The company told analysts and investors at a capital markets day that it is committed to dividends “once our balance sheet and investment plans are secure”.

IAG withdrew a previously announced dividend in April 2020 and has been further thwarted by the industry’s disjointed recovery from the pandemic.

Rolls-Royce Holdings (LSE:RR.), which hosts its own capital markets day on 28 November, is the other FTSE 100 company still to resume dividends. 

IAG started making dividend payments in 2015 and by the end of 2019 had returned almost 4.1 billion euros (£3.6 billion) to shareholders.

This included two 500 million euros (£436.7 million) buy-backs in 2017 and 2018 equating to almost 7% of shares, plus a special dividend of 695 million euros (£607 million).

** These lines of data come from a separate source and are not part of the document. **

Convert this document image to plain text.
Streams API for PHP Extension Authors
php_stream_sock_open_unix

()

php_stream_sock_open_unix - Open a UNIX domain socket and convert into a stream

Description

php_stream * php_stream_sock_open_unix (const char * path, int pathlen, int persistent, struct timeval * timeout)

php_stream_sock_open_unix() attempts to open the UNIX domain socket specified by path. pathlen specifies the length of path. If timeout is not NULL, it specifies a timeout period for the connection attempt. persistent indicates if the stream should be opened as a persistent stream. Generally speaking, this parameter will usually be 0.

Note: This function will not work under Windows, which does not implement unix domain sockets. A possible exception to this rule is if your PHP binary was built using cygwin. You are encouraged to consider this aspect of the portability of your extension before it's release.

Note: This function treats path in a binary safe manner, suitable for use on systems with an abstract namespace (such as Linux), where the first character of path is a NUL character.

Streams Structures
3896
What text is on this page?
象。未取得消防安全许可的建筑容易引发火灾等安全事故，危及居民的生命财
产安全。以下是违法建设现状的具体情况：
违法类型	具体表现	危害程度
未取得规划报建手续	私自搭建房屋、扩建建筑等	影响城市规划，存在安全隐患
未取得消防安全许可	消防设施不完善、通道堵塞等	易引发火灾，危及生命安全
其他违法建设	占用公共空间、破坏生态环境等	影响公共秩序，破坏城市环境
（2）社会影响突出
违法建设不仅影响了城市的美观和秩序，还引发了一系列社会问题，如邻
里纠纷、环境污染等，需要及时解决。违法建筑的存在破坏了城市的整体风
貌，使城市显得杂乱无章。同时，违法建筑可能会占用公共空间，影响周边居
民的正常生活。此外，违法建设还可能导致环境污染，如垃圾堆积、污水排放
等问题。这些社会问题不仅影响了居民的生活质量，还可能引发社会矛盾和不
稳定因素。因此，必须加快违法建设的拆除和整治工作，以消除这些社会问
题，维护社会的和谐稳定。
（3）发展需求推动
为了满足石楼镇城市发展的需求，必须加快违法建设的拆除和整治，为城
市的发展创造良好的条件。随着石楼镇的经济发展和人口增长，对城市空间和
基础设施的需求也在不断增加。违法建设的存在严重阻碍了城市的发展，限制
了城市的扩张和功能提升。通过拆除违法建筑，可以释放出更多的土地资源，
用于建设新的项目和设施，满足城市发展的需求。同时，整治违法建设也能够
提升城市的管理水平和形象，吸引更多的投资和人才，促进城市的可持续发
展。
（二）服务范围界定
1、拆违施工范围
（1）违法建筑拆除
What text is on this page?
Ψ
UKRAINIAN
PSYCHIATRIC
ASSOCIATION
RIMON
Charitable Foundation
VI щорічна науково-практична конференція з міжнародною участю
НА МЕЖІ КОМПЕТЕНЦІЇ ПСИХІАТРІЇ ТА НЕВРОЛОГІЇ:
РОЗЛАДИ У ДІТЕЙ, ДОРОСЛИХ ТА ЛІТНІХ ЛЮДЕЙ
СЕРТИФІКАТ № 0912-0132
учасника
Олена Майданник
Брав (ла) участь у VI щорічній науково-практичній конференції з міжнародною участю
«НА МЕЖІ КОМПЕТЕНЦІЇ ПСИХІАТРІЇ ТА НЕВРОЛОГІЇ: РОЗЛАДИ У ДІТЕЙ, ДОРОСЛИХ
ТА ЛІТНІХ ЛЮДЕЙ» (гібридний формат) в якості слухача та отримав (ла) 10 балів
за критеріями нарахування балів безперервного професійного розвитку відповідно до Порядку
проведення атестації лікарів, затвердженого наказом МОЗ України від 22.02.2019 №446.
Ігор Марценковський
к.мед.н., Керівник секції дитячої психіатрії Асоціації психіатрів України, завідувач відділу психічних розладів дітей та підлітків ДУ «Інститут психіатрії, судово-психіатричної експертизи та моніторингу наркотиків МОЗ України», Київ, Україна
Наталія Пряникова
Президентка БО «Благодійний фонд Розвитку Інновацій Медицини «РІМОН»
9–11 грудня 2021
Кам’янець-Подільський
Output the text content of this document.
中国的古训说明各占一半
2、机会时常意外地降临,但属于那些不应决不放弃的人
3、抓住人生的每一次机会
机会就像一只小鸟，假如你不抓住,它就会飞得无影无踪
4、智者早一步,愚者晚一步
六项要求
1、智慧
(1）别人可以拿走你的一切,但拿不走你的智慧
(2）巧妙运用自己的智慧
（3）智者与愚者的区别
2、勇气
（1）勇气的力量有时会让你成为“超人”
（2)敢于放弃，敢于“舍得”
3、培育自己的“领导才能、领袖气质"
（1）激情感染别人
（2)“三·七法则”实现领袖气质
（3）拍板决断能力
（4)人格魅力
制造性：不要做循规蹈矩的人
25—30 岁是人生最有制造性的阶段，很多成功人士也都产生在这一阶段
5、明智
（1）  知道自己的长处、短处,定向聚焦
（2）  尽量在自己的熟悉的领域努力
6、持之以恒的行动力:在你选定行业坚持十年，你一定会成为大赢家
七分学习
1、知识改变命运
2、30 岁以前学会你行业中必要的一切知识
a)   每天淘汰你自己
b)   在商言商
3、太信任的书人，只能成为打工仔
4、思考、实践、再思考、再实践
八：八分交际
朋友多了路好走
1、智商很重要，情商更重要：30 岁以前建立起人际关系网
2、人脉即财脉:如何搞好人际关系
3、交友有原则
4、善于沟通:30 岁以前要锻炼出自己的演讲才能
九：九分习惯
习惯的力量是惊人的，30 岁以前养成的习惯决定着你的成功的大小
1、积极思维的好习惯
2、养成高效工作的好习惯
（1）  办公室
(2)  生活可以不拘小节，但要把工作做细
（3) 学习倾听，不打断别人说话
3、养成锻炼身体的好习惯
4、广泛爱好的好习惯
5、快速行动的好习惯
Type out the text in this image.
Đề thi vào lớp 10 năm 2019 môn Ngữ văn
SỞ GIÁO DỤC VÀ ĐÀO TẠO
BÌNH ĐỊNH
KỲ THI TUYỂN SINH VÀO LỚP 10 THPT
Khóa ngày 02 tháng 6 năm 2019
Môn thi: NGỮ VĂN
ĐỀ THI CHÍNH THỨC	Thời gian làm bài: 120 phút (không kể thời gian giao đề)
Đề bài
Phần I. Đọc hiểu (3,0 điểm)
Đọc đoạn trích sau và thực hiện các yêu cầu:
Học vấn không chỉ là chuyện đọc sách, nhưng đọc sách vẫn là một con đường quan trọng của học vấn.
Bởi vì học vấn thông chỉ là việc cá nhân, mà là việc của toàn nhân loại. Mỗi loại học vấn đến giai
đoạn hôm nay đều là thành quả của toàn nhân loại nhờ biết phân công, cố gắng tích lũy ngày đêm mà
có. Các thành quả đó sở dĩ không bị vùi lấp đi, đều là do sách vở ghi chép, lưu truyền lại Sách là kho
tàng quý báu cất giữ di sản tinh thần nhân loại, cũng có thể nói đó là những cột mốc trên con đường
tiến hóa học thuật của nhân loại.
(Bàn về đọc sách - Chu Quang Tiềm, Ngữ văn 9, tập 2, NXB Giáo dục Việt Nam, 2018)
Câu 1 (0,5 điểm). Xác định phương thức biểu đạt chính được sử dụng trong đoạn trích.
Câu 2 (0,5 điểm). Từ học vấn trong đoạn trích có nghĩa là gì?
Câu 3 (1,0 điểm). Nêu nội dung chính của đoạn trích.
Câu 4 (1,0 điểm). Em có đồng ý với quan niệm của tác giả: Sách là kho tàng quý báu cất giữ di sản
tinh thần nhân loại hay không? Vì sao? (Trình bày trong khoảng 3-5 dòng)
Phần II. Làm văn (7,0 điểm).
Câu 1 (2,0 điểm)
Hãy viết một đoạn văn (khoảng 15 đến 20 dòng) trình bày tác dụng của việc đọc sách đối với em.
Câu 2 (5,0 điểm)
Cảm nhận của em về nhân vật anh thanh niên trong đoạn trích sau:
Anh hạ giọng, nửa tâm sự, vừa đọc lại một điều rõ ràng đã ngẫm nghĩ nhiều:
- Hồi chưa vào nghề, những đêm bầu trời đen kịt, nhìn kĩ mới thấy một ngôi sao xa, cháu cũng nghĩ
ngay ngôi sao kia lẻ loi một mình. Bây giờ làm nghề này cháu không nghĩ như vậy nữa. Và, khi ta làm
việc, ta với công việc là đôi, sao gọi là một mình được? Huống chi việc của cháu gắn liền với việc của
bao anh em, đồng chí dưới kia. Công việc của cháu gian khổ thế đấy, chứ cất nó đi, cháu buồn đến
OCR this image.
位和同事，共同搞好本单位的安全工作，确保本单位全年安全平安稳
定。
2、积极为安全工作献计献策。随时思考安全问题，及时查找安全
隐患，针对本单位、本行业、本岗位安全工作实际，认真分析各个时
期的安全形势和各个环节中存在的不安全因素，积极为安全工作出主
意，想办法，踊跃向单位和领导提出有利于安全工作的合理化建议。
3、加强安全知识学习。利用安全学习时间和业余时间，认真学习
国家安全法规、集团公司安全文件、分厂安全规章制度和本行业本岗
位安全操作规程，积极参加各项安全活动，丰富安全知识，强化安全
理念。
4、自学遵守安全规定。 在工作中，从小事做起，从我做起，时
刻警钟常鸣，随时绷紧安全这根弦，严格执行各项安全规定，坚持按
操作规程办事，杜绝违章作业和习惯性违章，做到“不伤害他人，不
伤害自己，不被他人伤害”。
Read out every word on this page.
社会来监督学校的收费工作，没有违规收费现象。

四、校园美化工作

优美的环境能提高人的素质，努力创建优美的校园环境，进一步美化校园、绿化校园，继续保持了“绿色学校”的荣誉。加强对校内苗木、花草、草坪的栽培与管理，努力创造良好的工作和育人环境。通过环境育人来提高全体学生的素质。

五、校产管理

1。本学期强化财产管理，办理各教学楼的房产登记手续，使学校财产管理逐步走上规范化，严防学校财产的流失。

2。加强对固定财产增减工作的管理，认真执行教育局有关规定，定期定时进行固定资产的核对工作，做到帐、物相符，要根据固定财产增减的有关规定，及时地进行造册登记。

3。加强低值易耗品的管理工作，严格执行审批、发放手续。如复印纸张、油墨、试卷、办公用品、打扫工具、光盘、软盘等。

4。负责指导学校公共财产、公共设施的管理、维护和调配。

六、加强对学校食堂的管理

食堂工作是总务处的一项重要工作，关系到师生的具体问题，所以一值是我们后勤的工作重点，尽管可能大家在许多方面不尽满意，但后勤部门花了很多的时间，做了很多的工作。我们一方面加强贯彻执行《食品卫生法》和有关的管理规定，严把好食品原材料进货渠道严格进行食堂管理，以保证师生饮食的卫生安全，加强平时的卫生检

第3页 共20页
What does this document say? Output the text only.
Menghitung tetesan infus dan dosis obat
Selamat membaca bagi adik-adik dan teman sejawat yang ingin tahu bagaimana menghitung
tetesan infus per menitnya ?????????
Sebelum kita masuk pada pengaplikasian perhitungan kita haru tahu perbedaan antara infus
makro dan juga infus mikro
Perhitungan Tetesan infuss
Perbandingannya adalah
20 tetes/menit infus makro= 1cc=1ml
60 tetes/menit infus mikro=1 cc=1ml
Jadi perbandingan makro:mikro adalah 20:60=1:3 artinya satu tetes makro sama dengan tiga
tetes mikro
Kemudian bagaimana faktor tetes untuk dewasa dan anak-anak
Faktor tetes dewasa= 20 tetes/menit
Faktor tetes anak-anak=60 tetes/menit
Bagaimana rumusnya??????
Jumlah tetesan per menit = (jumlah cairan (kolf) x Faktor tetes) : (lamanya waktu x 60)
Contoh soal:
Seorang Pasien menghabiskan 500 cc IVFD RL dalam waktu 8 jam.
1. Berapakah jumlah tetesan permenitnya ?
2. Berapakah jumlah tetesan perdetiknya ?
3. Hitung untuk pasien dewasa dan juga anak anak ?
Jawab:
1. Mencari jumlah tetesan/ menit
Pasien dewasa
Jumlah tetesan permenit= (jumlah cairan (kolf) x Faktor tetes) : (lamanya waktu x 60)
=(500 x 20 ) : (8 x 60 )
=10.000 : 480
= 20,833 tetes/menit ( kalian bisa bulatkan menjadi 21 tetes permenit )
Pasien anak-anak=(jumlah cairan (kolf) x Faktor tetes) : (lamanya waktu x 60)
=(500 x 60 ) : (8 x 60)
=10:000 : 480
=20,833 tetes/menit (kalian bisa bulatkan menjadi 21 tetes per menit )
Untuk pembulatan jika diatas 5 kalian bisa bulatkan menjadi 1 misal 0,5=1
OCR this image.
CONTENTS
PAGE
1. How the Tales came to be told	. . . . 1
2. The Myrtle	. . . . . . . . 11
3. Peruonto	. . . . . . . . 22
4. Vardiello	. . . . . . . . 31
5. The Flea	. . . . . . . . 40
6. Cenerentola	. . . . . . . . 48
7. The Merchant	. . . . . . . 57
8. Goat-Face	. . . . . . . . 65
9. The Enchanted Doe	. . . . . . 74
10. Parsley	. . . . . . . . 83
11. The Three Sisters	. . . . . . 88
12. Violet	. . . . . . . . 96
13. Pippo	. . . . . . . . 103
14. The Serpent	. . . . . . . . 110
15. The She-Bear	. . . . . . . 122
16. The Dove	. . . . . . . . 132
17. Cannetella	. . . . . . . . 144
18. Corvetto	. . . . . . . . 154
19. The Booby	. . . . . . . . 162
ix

The last full-year dividend declaration amounted to 17 euro cents (14.85p), which together with the interim award made a payout ratio of 26% of 2019’s pre-exceptional post-tax profit.

Barriers to an IAG dividend since the pandemic have included loan agreements preventing the distribution of reserves from the group’s operating companies to the main group.

In today’s briefing, IAG pledged a ratio of net debt to earnings of less than 1.8 times over the economic cycle, compared with leverage of 3.1 times in the 2022 financial year.

This had improved to 1.4 times at the end of September —  the same as the 2019 year — after IAG reduced net debt by 3.1 billion euros (£2.7 billion) year-on-year to eight billion euros (£7 billion).

Other targets at today’s London presentation include an operating margin of 12%-15%, which compares with 5.3% in 2022 and 12.7% in the year before the pandemic.

It is also looking for 1.5 billion euros (£1.3 billion) in operating profit from IAG’s Spanish businesses and for IAG’s loyalty division to deliver sustainable year-round cash flow.

Chief executive Luis Gallego said today: “Our transformation and investment plans will drive a step change across our businesses, delivering efficiencies and a market-leading customer experience.

“Executing our strategy will enable us to deliver sustainable growth and returns for our shareholders.”

The shares are up by about a fifth this year, including a rise of 10% in the past month. However, today’s update failed to inspire further buying as IAG dropped 6.3p to 157.3p.